Bob and his wife Ruth were transiting a newly purchased boat for a friend.
“We left Martha’s Vineyard to a very calm, flat ocean but after a few hours it turned. The wind was blowing. It became very rough and the waves were tight together. We lost one engine and in turn lost ability maneuver and stem the sea head on.
Taking blow by blow, it was a boxing match. Everything was coming loose; refrigerator, coffee maker and even the anchor. The anchor was not properly secured and it ripped off the bow. Then, the electronics were knocked out. There wasn’t much I could do other than slowly make way limping 3-5kts, navigating my best off a paper chart of the area. When I got in sight of land it was dark. We heard the surf and saw the beach front lights. I was way too far south of Barnegat Inlet. If I had the anchor I could have sat on the hook overnight but that wasn’t an option. We ended up on the beach.”

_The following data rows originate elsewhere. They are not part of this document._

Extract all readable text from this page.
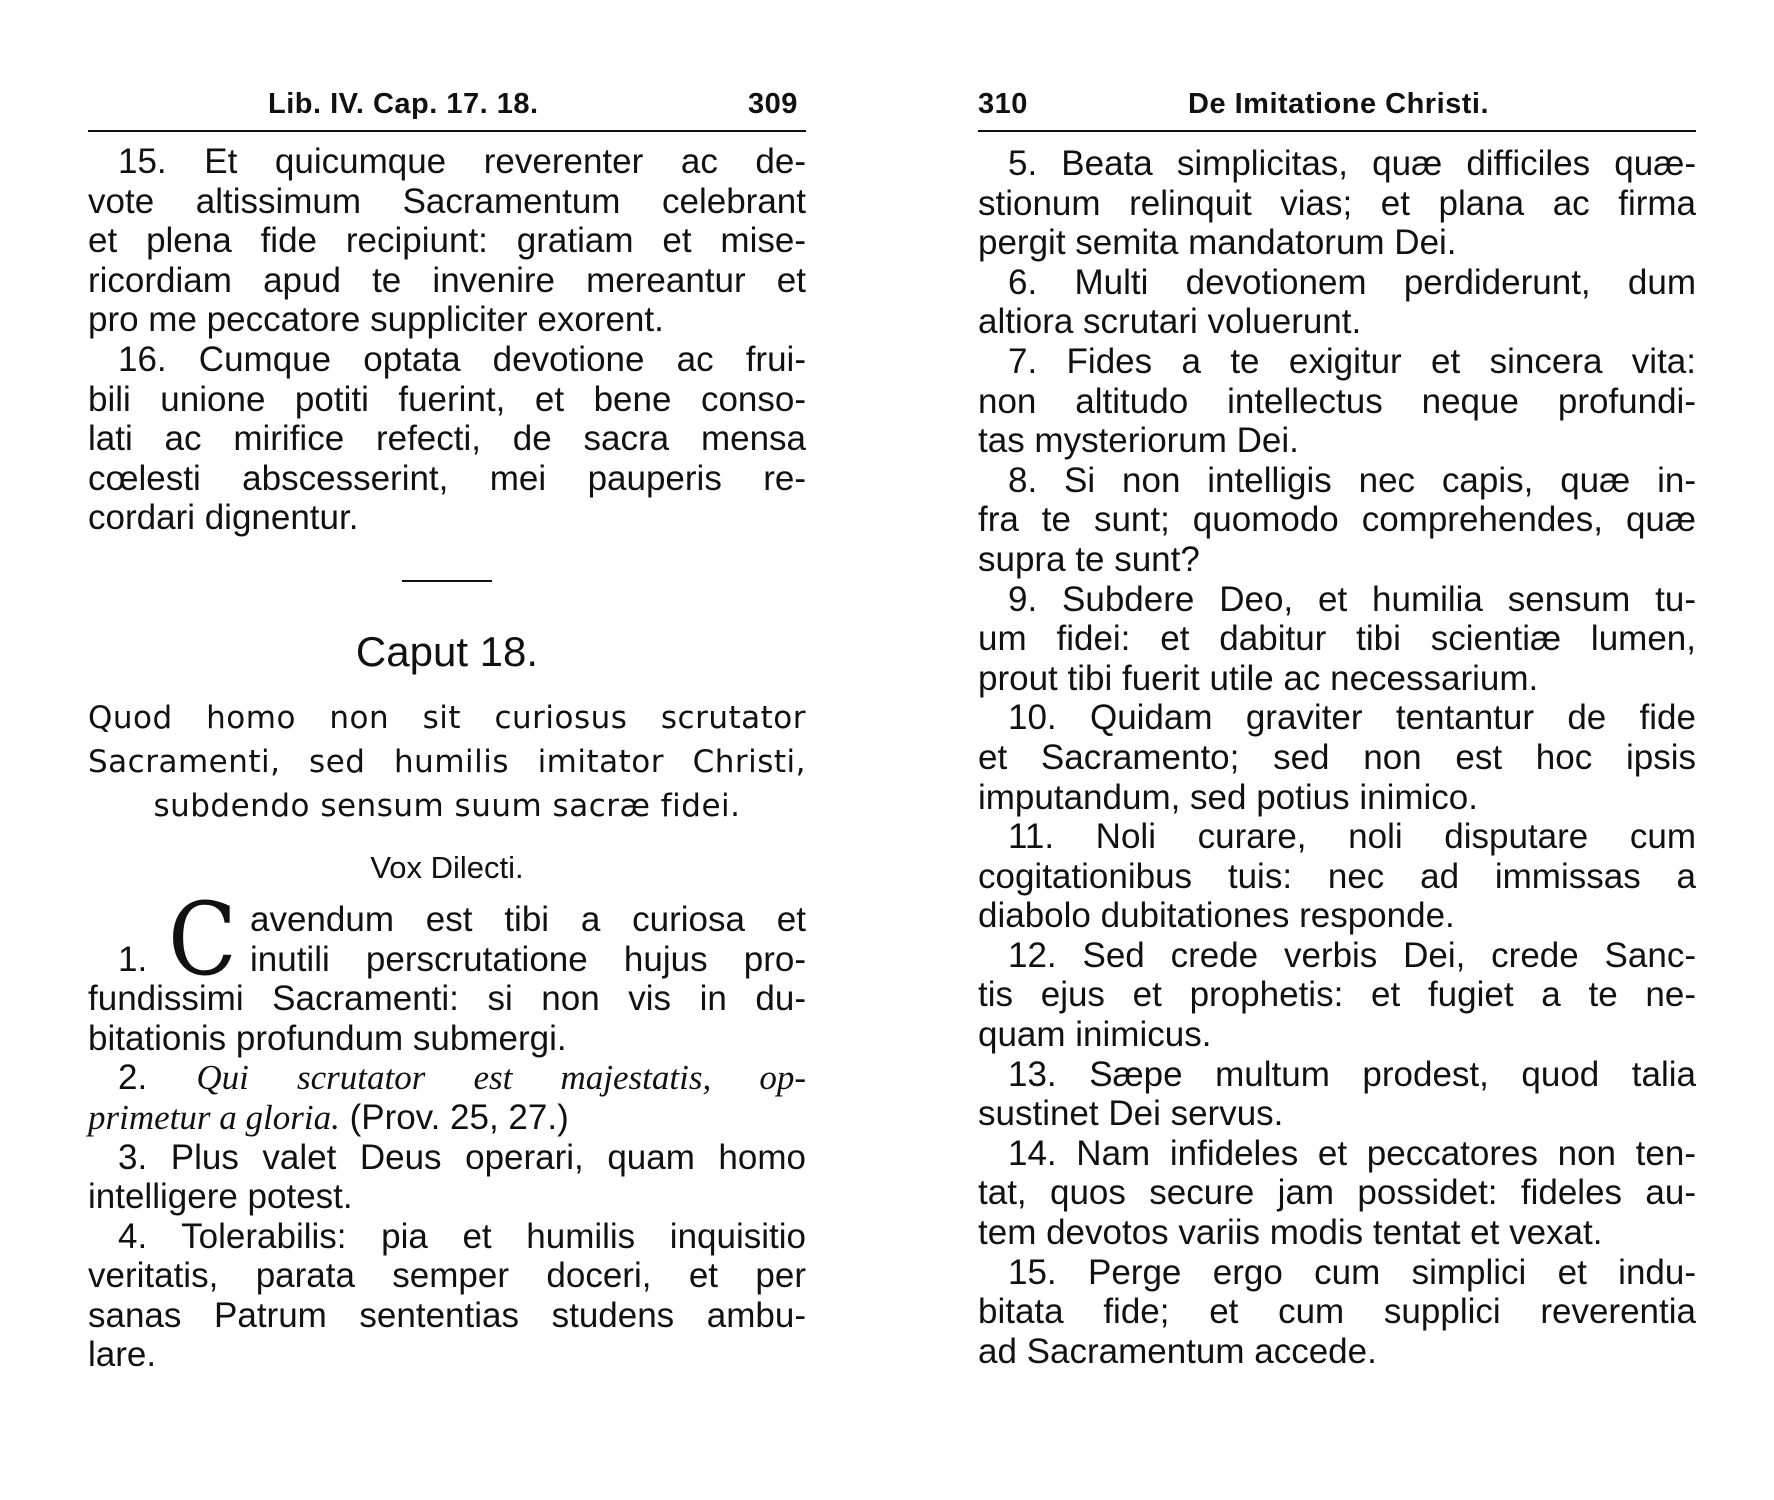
Lib. IV. Cap. 17. 18.	309

15. Et quicumque reverenter ac de-
vote altissimum Sacramentum celebrant
et plena fide recipiunt: gratiam et mise-
ricordiam apud te invenire mereantur et
pro me peccatore suppliciter exorent.

16. Cumque optata devotione ac frui-
bili unione potiti fuerint, et bene conso-
lati ac mirifice refecti, de sacra mensa
cœlesti abscesserint, mei pauperis re-
cordari dignentur.

Caput 18.
Quod homo non sit curiosus scrutator
Sacramenti, sed humilis imitator Christi,
subdendo sensum suum sacræ fidei.
Vox Dilecti.
C
1.
avendum est tibi a curiosa et
inutili perscrutatione hujus pro-
fundissimi Sacramenti: si non vis in du-
bitationis profundum submergi.
2. Qui scrutator est majestatis, op-
primetur a gloria. (Prov. 25, 27.)
3. Plus valet Deus operari, quam homo
intelligere potest.
4. Tolerabilis: pia et humilis inquisitio
veritatis, parata semper doceri, et per
sanas Patrum sententias studens ambu-
lare.
310	De Imitatione Christi.
5. Beata simplicitas, quæ difficiles quæ-
stionum relinquit vias; et plana ac firma
pergit semita mandatorum Dei.
6. Multi devotionem perdiderunt, dum
altiora scrutari voluerunt.
7. Fides a te exigitur et sincera vita:
non altitudo intellectus neque profundi-
tas mysteriorum Dei.
8. Si non intelligis nec capis, quæ in-
fra te sunt; quomodo comprehendes, quæ
supra te sunt?
9. Subdere Deo, et humilia sensum tu-
um fidei: et dabitur tibi scientiæ lumen,
prout tibi fuerit utile ac necessarium.
10. Quidam graviter tentantur de fide
et Sacramento; sed non est hoc ipsis
imputandum, sed potius inimico.
11. Noli curare, noli disputare cum
cogitationibus tuis: nec ad immissas a
diabolo dubitationes responde.
12. Sed crede verbis Dei, crede Sanc-
tis ejus et prophetis: et fugiet a te ne-
quam inimicus.
13. Sæpe multum prodest, quod talia
sustinet Dei servus.
14. Nam infideles et peccatores non ten-
tat, quos secure jam possidet: fideles au-
tem devotos variis modis tentat et vexat.
15. Perge ergo cum simplici et indu-
bitata fide; et cum supplici reverentia
ad Sacramentum accede.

While talking it was said the Sea Crest II might have been better off reaching the Harvey Cedars beach than risking the Barnegat Inlet in the dark, with little maneuverability.
In conclusion, after 22 hours aground, the Sea Crest II was re-floated. Both Ruth said, “Thanks to the amazing crew from Lighthouse Marina for the help.”
Coincidental Odd Fun Facts
On this day in 2016 (July 26th) another boat wash ashore on Long Beach Island.
July 26, 2016 – The Mel Rae, a Silverton cruising yacht, mysteriously found its way onto shore at 57th Street in the Brant Beach section of Long Beach Township on Monday, July 25, confounding beachgoers and local officials.